Checking health status:
docker inspect my-api --format '{{.State.Health.Status}}'
docker ps
NAME STATUS
my-api Up 5 minutes (healthy)
Resource Limits in Production
Production containers must have memory and CPU limits to prevent a single container from starving other containers or the host:
docker run -d \
--name my-api \
--memory 512m \
--memory-swap 512m \
--cpus 1.0 \
--pids-limit 200 \
my-api:v1.2.3
--memory-swap 512m set to the same value as --memory disables swap usage, preventing the container from swapping to disk when under memory pressure. Swap usage causes latency spikes in latency-sensitive services.
--pids-limit prevents fork bombs and limits the blast radius of a runaway process spawning subprocesses.
Without memory limits, a container that develops a memory leak can consume all available host RAM, causing the kernel's OOM killer to terminate processes on the host indiscriminately.
Log Management
By default, Docker logs container stdout/stderr as JSON files on the host. These files grow without bound unless configured. For production:
docker run -d \
--name my-api \
--log-driver json-file \
--log-opt max-size=10m \
--log-opt max-file=5 \
my-api:v1.2.3
max-size=10m rotates the log file when it reaches 10MB. max-file=5 keeps the last 5 rotated files. Combined, this caps log storage at 50MB per container.
For centralized log aggregation (ELK stack, Datadog, Splunk):
docker run -d \
--log-driver syslog \
--log-opt syslog-address=udp://log-server:514 \
--log-opt tag="{{.Name}}" \
my-api:v1.2.3
Or use the fluentd log driver for Fluent Bit/Fluentd-based pipelines.
Immutable Deployment Pattern
The production container lifecycle follows a strict rule: never update a running container in place. When new code needs to be deployed, build a new image, push it to the registry, then replace the old container with a new one running the new image:
# Build new version
docker build -t registry.example.com/my-api:v1.2.4 .

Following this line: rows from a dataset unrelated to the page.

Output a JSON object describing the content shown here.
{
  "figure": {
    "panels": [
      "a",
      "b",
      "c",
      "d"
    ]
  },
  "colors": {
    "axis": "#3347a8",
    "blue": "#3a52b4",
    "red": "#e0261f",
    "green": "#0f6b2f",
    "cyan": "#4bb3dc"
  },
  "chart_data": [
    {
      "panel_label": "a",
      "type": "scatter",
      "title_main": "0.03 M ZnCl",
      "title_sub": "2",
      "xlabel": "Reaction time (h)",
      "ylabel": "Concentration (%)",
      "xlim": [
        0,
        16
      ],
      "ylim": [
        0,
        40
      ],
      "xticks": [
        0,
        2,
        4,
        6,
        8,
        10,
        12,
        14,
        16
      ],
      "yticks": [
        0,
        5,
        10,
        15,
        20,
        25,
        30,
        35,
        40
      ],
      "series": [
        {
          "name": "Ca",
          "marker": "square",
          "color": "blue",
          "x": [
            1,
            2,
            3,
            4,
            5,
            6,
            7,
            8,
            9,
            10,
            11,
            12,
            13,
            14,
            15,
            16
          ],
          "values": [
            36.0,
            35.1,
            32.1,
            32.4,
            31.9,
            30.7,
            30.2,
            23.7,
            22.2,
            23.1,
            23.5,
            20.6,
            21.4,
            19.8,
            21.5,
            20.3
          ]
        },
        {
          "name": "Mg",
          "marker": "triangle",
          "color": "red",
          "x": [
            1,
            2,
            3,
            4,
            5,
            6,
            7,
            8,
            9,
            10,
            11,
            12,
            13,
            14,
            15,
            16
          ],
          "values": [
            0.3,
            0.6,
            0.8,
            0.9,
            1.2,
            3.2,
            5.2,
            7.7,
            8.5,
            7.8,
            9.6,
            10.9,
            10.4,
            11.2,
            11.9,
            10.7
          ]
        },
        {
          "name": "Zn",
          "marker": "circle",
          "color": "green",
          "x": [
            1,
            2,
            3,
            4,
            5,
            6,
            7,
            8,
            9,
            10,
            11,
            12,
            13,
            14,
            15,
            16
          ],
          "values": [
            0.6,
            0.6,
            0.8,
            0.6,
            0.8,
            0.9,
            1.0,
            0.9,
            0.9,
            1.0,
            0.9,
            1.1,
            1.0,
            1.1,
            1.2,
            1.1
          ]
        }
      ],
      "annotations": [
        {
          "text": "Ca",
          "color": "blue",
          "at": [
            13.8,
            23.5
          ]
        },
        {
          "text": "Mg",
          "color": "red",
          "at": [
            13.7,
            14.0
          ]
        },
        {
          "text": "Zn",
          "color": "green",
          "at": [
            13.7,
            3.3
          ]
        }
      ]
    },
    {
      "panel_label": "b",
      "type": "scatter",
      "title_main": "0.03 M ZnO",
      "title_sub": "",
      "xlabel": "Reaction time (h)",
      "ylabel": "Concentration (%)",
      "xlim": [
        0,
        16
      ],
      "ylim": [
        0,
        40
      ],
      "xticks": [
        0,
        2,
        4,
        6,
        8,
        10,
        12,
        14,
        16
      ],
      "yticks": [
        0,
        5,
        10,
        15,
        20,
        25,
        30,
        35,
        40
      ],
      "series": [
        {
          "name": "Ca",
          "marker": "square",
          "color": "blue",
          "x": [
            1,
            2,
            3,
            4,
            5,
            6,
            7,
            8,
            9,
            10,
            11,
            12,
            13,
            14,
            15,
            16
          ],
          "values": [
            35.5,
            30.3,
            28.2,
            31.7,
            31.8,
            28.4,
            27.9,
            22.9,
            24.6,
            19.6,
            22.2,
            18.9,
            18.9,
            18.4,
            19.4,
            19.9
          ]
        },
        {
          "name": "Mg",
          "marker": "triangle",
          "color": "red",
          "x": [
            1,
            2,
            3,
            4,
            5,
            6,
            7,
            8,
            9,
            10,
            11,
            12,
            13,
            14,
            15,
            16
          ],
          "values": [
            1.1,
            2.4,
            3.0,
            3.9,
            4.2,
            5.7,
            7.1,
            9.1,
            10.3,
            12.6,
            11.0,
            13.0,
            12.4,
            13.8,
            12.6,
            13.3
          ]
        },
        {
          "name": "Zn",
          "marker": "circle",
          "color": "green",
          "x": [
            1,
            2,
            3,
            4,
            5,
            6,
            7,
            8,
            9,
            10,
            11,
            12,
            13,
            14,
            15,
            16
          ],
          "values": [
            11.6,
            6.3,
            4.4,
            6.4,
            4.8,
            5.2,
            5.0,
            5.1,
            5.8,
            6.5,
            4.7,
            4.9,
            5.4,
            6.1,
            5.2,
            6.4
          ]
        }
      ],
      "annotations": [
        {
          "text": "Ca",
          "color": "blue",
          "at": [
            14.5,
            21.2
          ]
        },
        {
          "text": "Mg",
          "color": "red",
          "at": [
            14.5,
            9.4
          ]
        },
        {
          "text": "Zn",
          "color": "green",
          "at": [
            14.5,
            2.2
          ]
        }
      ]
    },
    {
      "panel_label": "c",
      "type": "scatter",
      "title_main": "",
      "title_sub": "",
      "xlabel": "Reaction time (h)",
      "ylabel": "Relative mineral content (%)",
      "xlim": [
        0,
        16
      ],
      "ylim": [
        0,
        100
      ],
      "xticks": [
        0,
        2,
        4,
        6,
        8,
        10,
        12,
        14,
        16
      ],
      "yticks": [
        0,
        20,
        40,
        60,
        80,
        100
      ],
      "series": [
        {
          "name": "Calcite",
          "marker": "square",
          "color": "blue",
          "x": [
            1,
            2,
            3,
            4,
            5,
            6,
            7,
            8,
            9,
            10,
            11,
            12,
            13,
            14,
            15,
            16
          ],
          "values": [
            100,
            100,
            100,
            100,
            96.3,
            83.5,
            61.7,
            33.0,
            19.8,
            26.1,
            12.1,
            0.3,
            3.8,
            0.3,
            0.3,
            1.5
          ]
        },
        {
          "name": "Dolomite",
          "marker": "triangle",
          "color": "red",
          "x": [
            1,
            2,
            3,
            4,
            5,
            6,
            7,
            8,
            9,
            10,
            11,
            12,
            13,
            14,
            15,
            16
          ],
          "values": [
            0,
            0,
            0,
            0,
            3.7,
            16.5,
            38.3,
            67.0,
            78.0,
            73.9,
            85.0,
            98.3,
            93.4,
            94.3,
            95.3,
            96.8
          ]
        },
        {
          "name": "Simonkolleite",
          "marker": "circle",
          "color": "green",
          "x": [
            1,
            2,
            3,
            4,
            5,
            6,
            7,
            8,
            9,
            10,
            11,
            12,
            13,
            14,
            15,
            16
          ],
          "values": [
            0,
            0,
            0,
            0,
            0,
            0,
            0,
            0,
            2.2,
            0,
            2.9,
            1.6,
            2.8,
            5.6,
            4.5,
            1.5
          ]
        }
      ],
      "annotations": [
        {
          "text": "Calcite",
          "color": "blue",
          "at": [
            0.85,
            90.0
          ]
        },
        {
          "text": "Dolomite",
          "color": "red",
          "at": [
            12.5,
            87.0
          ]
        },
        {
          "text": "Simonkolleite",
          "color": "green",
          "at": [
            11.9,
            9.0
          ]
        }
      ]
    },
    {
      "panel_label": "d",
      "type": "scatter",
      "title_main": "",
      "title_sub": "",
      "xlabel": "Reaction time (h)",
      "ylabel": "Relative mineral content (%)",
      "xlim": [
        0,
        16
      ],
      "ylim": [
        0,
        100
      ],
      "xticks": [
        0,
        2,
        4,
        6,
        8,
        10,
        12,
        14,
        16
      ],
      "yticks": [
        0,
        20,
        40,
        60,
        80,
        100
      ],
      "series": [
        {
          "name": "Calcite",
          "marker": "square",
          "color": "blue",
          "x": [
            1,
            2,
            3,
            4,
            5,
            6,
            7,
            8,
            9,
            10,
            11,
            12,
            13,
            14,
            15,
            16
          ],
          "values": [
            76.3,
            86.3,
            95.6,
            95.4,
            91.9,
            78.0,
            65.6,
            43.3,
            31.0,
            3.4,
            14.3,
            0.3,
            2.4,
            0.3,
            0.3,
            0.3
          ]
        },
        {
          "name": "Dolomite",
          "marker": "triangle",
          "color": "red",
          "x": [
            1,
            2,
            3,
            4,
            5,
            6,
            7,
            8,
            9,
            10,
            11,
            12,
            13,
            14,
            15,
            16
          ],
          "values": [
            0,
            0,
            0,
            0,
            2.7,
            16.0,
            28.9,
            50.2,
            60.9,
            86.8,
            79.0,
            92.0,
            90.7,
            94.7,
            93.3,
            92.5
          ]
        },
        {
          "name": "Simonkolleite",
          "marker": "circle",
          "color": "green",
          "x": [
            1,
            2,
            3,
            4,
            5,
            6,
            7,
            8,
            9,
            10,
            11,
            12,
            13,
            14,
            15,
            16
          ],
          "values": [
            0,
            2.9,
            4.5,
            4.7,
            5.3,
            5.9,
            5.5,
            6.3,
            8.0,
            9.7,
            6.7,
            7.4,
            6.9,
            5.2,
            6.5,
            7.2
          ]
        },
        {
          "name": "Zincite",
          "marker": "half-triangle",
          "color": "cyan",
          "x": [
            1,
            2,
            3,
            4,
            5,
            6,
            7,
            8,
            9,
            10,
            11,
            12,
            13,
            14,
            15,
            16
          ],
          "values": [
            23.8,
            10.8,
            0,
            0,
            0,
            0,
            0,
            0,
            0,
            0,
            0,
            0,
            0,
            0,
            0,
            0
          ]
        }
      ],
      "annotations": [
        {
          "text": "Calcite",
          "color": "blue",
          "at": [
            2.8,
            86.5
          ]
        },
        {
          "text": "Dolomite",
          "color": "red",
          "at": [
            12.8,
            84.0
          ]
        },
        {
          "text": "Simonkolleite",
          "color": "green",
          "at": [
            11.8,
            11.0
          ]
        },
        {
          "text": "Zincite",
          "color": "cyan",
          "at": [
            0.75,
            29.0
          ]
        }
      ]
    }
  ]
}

docker push registry.example.com/my-api:v1.2.4
# Stop old container and start new one
docker stop my-api
docker rm my-api
docker run -d \
--name my-api \
--restart unless-stopped \
registry.example.com/my-api:v1.2.4
This pattern ensures deployments are reproducible: the same image tag produces the same container state. Patching a running container's filesystem (docker exec to modify files) creates invisible state drift that is impossible to reproduce or audit.

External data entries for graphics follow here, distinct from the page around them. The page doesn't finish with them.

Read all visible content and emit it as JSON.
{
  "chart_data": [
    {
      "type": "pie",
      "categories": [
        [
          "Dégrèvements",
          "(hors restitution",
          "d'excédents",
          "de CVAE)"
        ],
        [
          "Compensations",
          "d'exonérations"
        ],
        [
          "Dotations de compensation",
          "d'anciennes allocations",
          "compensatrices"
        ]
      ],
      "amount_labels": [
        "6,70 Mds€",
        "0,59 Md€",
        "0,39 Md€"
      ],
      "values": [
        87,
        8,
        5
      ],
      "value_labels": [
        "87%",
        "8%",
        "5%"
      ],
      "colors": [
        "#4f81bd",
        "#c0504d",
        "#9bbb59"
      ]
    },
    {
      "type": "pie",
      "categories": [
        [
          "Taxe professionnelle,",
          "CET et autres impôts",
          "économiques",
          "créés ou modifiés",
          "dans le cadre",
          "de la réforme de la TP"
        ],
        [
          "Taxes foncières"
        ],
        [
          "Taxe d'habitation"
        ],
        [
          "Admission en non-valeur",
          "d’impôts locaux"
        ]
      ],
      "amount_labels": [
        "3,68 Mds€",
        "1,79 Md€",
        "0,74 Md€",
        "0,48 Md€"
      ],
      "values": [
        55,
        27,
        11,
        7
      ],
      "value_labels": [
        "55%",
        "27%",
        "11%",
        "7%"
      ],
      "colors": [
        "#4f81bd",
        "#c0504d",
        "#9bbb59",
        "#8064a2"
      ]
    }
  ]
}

Monitoring Container Health
docker stats
Live resource usage for all running containers:
CONTAINER ID NAME CPU % MEM USAGE / LIMIT MEM % NET I/O BLOCK I/O
a1b2c3d4e5f6 my-api 0.12% 82.4MiB / 512MiB 16.1% 14.2kB / 8.1kB 0B / 0B
b2c3d4e5f6a1 db 1.5% 198MiB / 1GiB 19.3% 2.1kB / 1.4kB 44MB / 12MB
For a specific container:
docker stats my-api --no-stream
--no-stream outputs a single snapshot instead of live updates, useful for scripting and monitoring scripts.
Graceful Shutdown
When docker stop is called, Docker sends SIGTERM to the container's PID 1 and waits for the container to exit. If the container does not exit within the stop timeout (default 10 seconds), Docker sends SIGKILL, which terminates the process immediately.

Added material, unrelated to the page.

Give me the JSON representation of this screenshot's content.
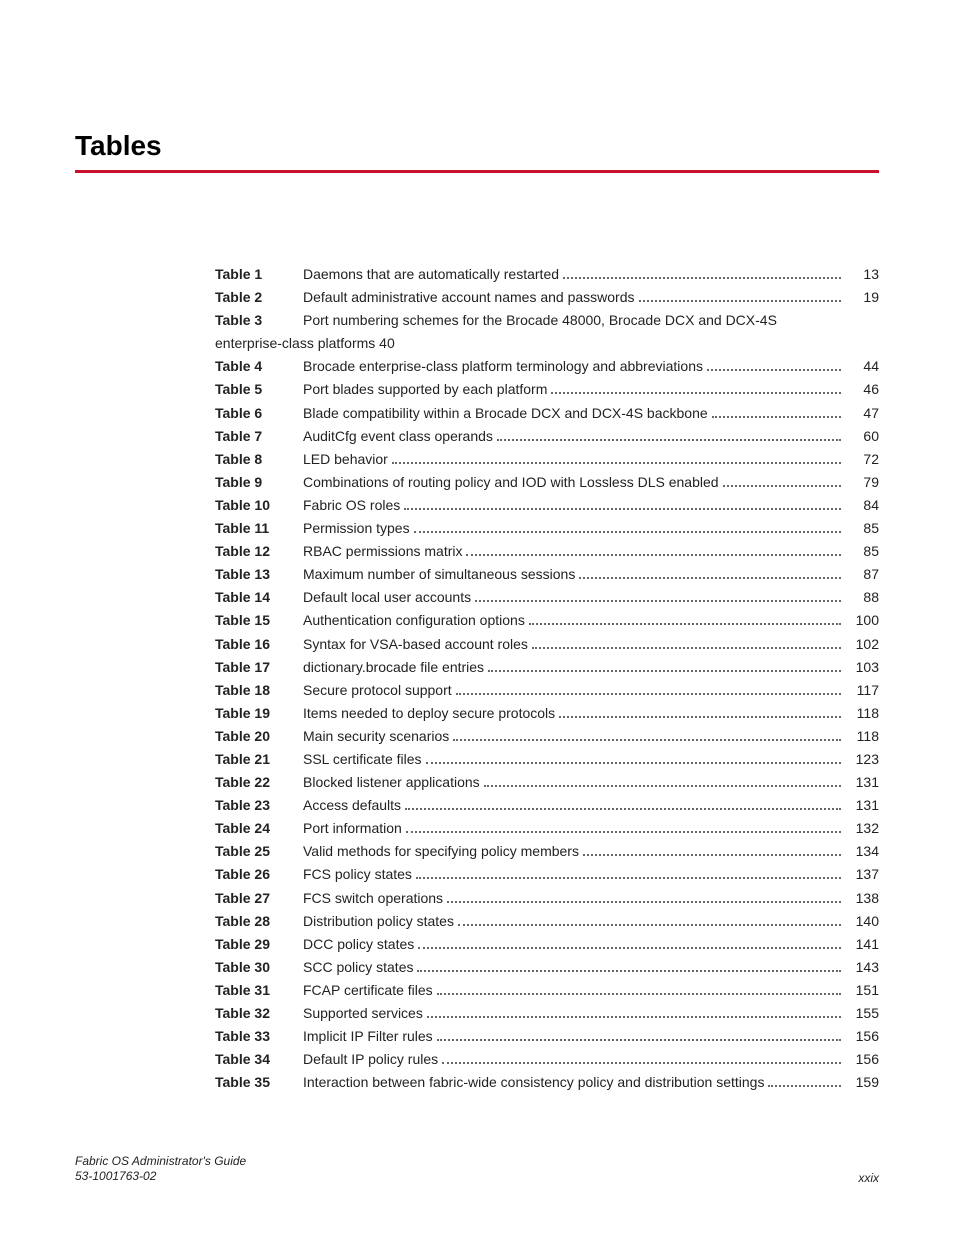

Applications must handle SIGTERM to shut down gracefully — finishing in-flight requests, closing database connections, flushing buffers. Applications using the shell form of CMD receive signals via the shell and may not propagate them correctly. The exec form of CMD ensures PID 1 is the application process itself:
# Correct — application receives SIGTERM directly
CMD ["node", "server.js"]
# Incorrect — shell is PID 1 and may not forward SIGTERM
CMD node server.js
Extending the stop timeout for containers that need more time to drain connections:
docker stop --time 30 my-api
In Compose:
services:
api:
stop_grace_period: 30s
Labeling for Operational Clarity
Labels on containers and images provide metadata useful for operational tooling, log correlation, and deployment tracking:
docker run -d \
--name my-api \
--label app=my-api \
--label version=v1.2.4 \
--label environment=production \
--label deployed-by=ci-pipeline \
my-api:v1.2.4
In Compose:
services:
api:
labels:
app: my-api
version: v1.2.4
environment: production
Labels can be queried with docker ps --filter label=app=my-api and are included in Docker events for monitoring systems.